Art by Madeline Duvall
With last week’s Pepperdine Graphic Media Town Hall, “Citizen Soldier,” on Thursday, March 8, it is only right that the Pepperdine Graphic staff focus on the important and often-overlooked presence and engagement of student veterans on campus. “Citizen Soldier” was an opportunity for dialogue regarding veterans’ affairs and for some of Pepperdine’s own veterans to share their stories of service and identity.
In American culture, the veteran is often placed into a specific role and prescribed a limited identity by which they are characterized by others: loyal patriots who fought for our freedom. And while that description is often true, people often forget the person behind the job and their unique identity when their role is all that is recognized.
To fully honor veterans and to make them feel wholly included at Pepperdine, it is vital that students take advantage of any opportunity to bridge the gap between veteran and non-veteran experiences and to create fellowship by sparking communication through interactions like those at the Town Hall.
Students might not realize that they have a veteran next to them in class working toward a degree. Pepperdine is home to roughly 377 veterans across all five schools, many of whom are enlisted personnel, according to gijobs.com.
As of 2016 only 13.3 percent of active duty personnel earned a bachelor’s degree and 8.3 percent achieved an advanced degree, according to research by the Department of Defense. Statistics show that 76.1 percent of active personnel at the time had only completed a GED.
Many soldiers find that joining the Armed Forces, and thus becoming eligible for veteran financial assistance, is the best way to obtain an education that may otherwise be financially unreachable. Additionally, as one must complete a college degree before being able to become an officer in the military, working toward a degree is also a viable way for enlisted personnel to move up the ranks in the Armed Forces. The differences between enlisted and commissioned ranks are significant and include large pay and status gaps. Enlisted personnel do not have the opportunities for success as officers, which is why many pursue a degree after their initial service.
After serving four years in the United Armed Forces, veterans are entitled to a higher education paid for by the G.I. Bill. Initially passed in 1944, the G.I. Bill was updated in 2008 to include Chapter 33, also known as The Yellow Ribbon Program aspect of the Post-9/11 G.I. Bill, and now provides “enhanced educational benefits that cover more educational expenses,” according to the U.S. Department of Veterans Affairs. Despite the increased opportunities that the G.I. Bill provides, not all universities accept the G.I. Bill.

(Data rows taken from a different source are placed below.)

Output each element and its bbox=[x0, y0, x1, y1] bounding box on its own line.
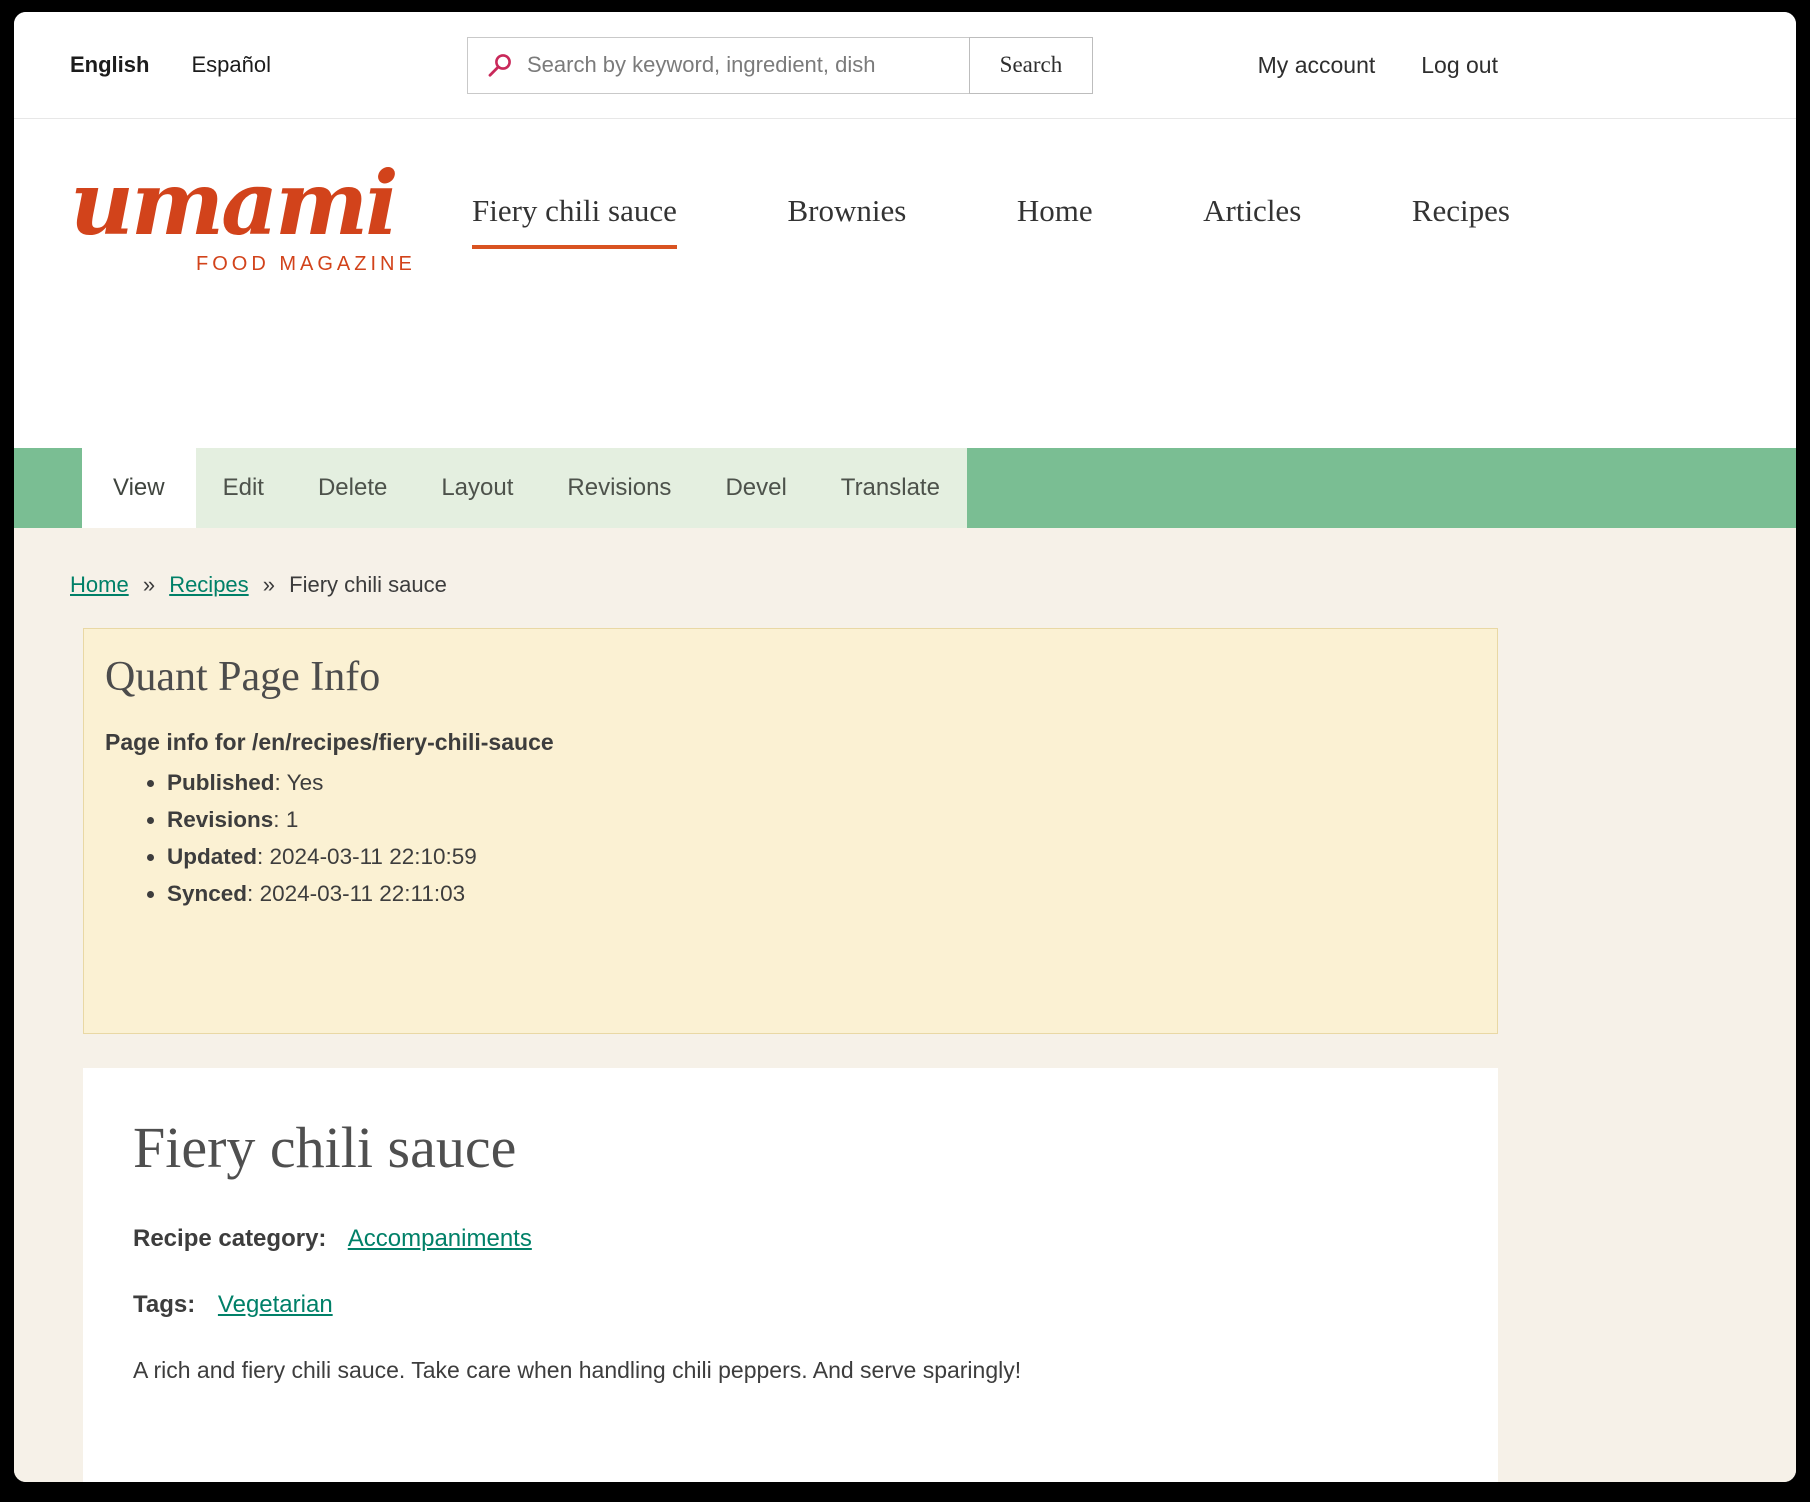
breadcrumb-separator: » bbox=[143, 572, 155, 597]
logo-tagline: FOOD MAGAZINE bbox=[196, 253, 416, 276]
quant-page-info-box: Quant Page Info Page info for /en/recipe… bbox=[83, 628, 1498, 1034]
main-content-area: Home » Recipes » Fiery chili sauce Quant… bbox=[14, 528, 1796, 1482]
tab-view[interactable]: View bbox=[82, 448, 196, 528]
recipe-tags-label: Tags: bbox=[133, 1291, 195, 1318]
search-button[interactable]: Search bbox=[969, 37, 1093, 94]
page-info-title: Quant Page Info bbox=[105, 653, 1467, 701]
breadcrumb: Home » Recipes » Fiery chili sauce bbox=[70, 572, 1796, 598]
search-form: Search bbox=[467, 37, 1093, 94]
tab-devel[interactable]: Devel bbox=[698, 448, 813, 528]
page-info-intro: Page info for /en/recipes/fiery-chili-sa… bbox=[105, 729, 1467, 756]
log-out-link[interactable]: Log out bbox=[1421, 52, 1498, 79]
admin-tabs: View Edit Delete Layout Revisions Devel … bbox=[82, 448, 967, 528]
page-info-item-revisions: Revisions: 1 bbox=[167, 801, 1467, 838]
umami-logo[interactable]: umami FOOD MAGAZINE bbox=[70, 159, 416, 276]
my-account-link[interactable]: My account bbox=[1258, 52, 1376, 79]
language-switcher: English Español bbox=[70, 52, 271, 78]
search-input[interactable] bbox=[527, 52, 955, 78]
tab-translate[interactable]: Translate bbox=[814, 448, 967, 528]
breadcrumb-current: Fiery chili sauce bbox=[289, 572, 447, 597]
breadcrumb-link-recipes[interactable]: Recipes bbox=[169, 572, 248, 597]
recipe-description: A rich and fiery chili sauce. Take care … bbox=[133, 1357, 1448, 1384]
page-info-item-published: Published: Yes bbox=[167, 764, 1467, 801]
recipe-tags-line: Tags: Vegetarian bbox=[133, 1291, 1448, 1319]
search-box[interactable] bbox=[467, 37, 970, 94]
page-info-item-updated: Updated: 2024-03-11 22:10:59 bbox=[167, 838, 1467, 875]
recipe-category-label: Recipe category: bbox=[133, 1225, 326, 1252]
tab-delete[interactable]: Delete bbox=[291, 448, 414, 528]
main-navigation: Fiery chili sauce Brownies Home Articles… bbox=[472, 193, 1510, 249]
recipe-category-link[interactable]: Accompaniments bbox=[348, 1225, 532, 1252]
language-link-espanol[interactable]: Español bbox=[191, 52, 271, 78]
tab-revisions[interactable]: Revisions bbox=[540, 448, 698, 528]
nav-item-articles[interactable]: Articles bbox=[1203, 193, 1301, 245]
admin-tabs-bar: View Edit Delete Layout Revisions Devel … bbox=[14, 448, 1796, 528]
nav-item-brownies[interactable]: Brownies bbox=[787, 193, 906, 245]
tab-edit[interactable]: Edit bbox=[196, 448, 291, 528]
breadcrumb-link-home[interactable]: Home bbox=[70, 572, 129, 597]
recipe-title: Fiery chili sauce bbox=[133, 1114, 1448, 1181]
breadcrumb-separator: » bbox=[263, 572, 275, 597]
logo-wordmark: umami bbox=[70, 159, 416, 247]
nav-item-home[interactable]: Home bbox=[1017, 193, 1093, 245]
language-link-english[interactable]: English bbox=[70, 52, 149, 78]
top-utility-bar: English Español Search My account Log ou… bbox=[14, 12, 1796, 119]
recipe-category-line: Recipe category: Accompaniments bbox=[133, 1225, 1448, 1253]
page-info-list: Published: Yes Revisions: 1 Updated: 202… bbox=[167, 764, 1467, 912]
browser-viewport: English Español Search My account Log ou… bbox=[14, 12, 1796, 1482]
site-header: umami FOOD MAGAZINE Fiery chili sauce Br… bbox=[14, 119, 1796, 448]
account-links: My account Log out bbox=[1258, 52, 1498, 79]
recipe-tag-link[interactable]: Vegetarian bbox=[218, 1291, 333, 1318]
recipe-article-card: Fiery chili sauce Recipe category: Accom… bbox=[83, 1068, 1498, 1482]
search-icon bbox=[486, 52, 513, 79]
tab-layout[interactable]: Layout bbox=[414, 448, 540, 528]
nav-item-recipes[interactable]: Recipes bbox=[1412, 193, 1510, 245]
page-info-item-synced: Synced: 2024-03-11 22:11:03 bbox=[167, 875, 1467, 912]
nav-item-fiery-chili-sauce[interactable]: Fiery chili sauce bbox=[472, 193, 677, 249]
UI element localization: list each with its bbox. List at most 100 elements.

Pepperdine is nationally recognized as a “military-friendly” school, not only for extensive veteran-focused career and counseling support, but due to the University’s adoption of the Yellow Ribbon Program during President Andrew K. Benton’s tenure, according to gijobs.com and a 2012 article by the Pepperdine Graphic. The Yellow Ribbon program is a provision to the Post-9/11 GI Bill that allows universities to waive the majority of or all of a veteran’s tuition bills, so that they may pursue a degree regardless of financial limitations.
In addition to financial support, student veterans can also find a strong community on campus through the Student Veterans Organization (SVO) and the Pepperdine Committee on Student Veterans (PCSV). SVO is a student-led group that supports veterans and aids in the transition from service to civilian student life, according to Pepperdine’s official university website. The organization not only helps veterans understand their opportunities through Pepperdine-provided services and resources but also celebrates veteran achievements and fosters community and understanding between veteran and non-veteran students.
SVO worked in partnership with SGA to bring war hero and author of “Lone Survivor” Marcus Luttrell to Pepperdine in 2015 to speak as part of his national “Patriot Tour,” and strived to arrange veterans-focused events such as convocation in the past. PCSV, which was created in 2013, coordinates services for veterans and serves as a central point of contact for Pepperdine veterans and those looking to interact with them.
PCSV consists of 20 students, staff and faculty members from all five schools, including both veterans and non-veterans. Non-veteran students have the opportunity and are encouraged to reach out to either of these organizations to learn more about veterans on campus and how to support and communicate with them.
Though veterans have lived through different circumstances than the average student, and they deserve to be honored for their service and sacrifices, it is important to remember that they are still just Waves. They have chosen to be a part of the Pepperdine community just as every other student has. The best way to understand the experiences of a veteran is to talk to them. Reach out and make a connection.
Remember, the veteran speaking is more than a soldier; they have their own story that they might be willing to share. Don’t assume who they are and what they have been through before they explain — what they share may be surprising.